Removing power plant and factory emissions causing the "greenhouse effect" that is warming the Earth is technically possible, but it could double the production cost of electricity in some areas, according to one study.
Coal accounts for a large share of the greenhouse warming because it forms carbon dioxide when burned - all fossil fuels containing carbon do, but coal produces more than others.Carbon dioxide, in turn, accounts for half of the manmade gases that scientists say have warmed the Earth by one degree Fahrenheit over the past century. It will make 1988 the warmest year on record and could add as much as another eight degrees by late in the next century. Such a development would make droughts and heat waves much more frequent in the American Midwest and South.
During a June 23 Senate Energy Committee hearing, a panel of scientists reported that the warming has started. The report especially disturbed coal-state lawmakers such as Sen. Wendell Ford, D-Ky., who said, "I'm trying to find a way to use a resource we have."
Coal accounts for 80 percent of the fossil fuel used to generate electricity in the United States. That generation accounts for 30 percent of the nation's carbon dioxide emissions, and the United States in turn contributes about 30 percent of world carbon dioxide.
No "clean burning" technology can avoid the formation of carbon dioxide from fossil fuels: burning is simply the reaction of carbon with oxygen that transforms both to carbon dioxide.
But carbon dioxide can be "scrubbed" from smokestacks, where it forms about 9 percent to 13 percent of gases from a fossil-fuel power plant.
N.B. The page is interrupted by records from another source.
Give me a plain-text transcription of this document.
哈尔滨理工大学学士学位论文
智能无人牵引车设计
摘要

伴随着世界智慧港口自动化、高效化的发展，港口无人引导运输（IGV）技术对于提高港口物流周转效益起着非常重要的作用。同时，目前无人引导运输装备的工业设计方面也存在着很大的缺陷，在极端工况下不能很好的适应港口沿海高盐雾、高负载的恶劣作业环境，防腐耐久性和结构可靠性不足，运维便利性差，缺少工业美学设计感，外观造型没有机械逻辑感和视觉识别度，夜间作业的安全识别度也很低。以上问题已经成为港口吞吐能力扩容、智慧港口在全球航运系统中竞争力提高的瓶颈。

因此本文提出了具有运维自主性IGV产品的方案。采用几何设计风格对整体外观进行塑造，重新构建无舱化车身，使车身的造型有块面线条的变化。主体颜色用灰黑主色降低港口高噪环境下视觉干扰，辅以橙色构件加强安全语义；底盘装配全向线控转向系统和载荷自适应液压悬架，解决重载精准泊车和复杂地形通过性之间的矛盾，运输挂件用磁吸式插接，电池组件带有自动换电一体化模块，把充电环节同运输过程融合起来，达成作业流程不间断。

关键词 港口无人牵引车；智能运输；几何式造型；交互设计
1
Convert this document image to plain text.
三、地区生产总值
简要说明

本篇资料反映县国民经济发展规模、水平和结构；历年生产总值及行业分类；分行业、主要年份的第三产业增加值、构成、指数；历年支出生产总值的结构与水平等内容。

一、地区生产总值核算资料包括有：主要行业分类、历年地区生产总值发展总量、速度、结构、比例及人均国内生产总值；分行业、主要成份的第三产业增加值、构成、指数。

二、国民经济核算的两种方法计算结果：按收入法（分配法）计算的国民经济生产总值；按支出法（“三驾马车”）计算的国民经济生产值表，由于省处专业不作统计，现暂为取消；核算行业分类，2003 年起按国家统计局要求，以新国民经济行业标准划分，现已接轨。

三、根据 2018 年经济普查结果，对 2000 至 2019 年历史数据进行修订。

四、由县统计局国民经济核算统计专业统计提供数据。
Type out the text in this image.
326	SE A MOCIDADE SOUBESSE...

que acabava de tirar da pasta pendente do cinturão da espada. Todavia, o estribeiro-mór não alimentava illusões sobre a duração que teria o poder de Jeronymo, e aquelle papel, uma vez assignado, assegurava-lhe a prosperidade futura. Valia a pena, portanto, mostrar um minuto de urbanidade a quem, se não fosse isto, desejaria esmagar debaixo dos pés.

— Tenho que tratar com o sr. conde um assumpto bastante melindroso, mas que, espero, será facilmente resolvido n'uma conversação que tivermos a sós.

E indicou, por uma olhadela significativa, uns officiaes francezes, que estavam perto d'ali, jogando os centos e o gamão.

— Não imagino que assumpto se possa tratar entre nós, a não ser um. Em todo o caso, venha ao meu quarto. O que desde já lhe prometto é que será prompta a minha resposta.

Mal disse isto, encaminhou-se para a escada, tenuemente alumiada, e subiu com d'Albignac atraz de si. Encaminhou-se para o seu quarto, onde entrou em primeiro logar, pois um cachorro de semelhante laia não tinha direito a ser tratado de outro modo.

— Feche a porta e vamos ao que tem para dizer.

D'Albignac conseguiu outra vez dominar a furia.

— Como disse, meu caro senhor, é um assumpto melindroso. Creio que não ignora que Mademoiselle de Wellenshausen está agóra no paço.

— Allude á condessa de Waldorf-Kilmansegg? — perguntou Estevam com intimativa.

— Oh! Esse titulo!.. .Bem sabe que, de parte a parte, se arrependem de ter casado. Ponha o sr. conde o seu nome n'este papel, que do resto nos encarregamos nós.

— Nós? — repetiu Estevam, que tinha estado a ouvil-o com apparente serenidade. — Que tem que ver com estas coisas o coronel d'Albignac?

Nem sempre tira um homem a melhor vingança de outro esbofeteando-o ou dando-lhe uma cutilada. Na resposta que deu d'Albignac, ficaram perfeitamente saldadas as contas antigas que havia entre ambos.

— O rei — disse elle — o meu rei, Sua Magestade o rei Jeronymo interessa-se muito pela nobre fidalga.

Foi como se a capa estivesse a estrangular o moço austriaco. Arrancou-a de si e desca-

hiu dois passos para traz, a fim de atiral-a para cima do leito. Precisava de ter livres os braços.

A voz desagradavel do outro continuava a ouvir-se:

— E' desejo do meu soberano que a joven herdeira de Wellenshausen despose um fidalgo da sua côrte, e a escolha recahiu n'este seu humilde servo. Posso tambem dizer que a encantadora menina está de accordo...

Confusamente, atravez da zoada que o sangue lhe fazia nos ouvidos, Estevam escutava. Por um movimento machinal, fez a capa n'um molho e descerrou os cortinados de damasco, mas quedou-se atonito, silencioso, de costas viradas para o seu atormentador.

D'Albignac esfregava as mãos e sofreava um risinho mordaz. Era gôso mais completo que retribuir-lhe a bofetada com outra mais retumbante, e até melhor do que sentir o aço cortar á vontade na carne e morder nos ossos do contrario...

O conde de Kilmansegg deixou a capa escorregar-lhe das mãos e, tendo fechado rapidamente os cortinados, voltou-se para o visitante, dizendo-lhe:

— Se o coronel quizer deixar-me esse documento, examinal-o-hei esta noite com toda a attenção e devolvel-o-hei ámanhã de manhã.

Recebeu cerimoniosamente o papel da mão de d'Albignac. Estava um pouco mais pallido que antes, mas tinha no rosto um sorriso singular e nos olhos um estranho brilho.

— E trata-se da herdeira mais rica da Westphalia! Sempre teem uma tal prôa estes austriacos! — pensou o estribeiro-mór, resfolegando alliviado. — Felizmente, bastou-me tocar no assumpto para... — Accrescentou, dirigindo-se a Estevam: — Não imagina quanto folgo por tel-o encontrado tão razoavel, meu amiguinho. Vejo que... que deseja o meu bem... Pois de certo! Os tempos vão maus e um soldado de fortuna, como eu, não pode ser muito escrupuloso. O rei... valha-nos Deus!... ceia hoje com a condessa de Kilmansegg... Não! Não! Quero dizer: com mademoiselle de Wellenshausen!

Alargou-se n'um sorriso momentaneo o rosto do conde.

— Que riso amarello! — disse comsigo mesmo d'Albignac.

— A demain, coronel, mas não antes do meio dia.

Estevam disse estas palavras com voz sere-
The higher the concentration, the easier the scrubbing - a fact that Washington consultant Leon Green Jr. made use of in proposing, in general terms, using heat from nuclear fuel to gassify coal and collect carbon dioxide.
One system that has been analyzed more extensively was developed by chemical engineers Hsing C. Cheng and Meyer Steinberg of the Energy Department's Brookhaven, N.Y., National Laboratory. They designed a system using a solvent to dissolve 90 percent of the carbon dioxide out of a plant's exhaust gases.
Cheng and Steinberg envisioned a network of pipelines to carry liquid carbon dioxide from power plants to the ocean or to abandoned oil and gas wells and salt caverns.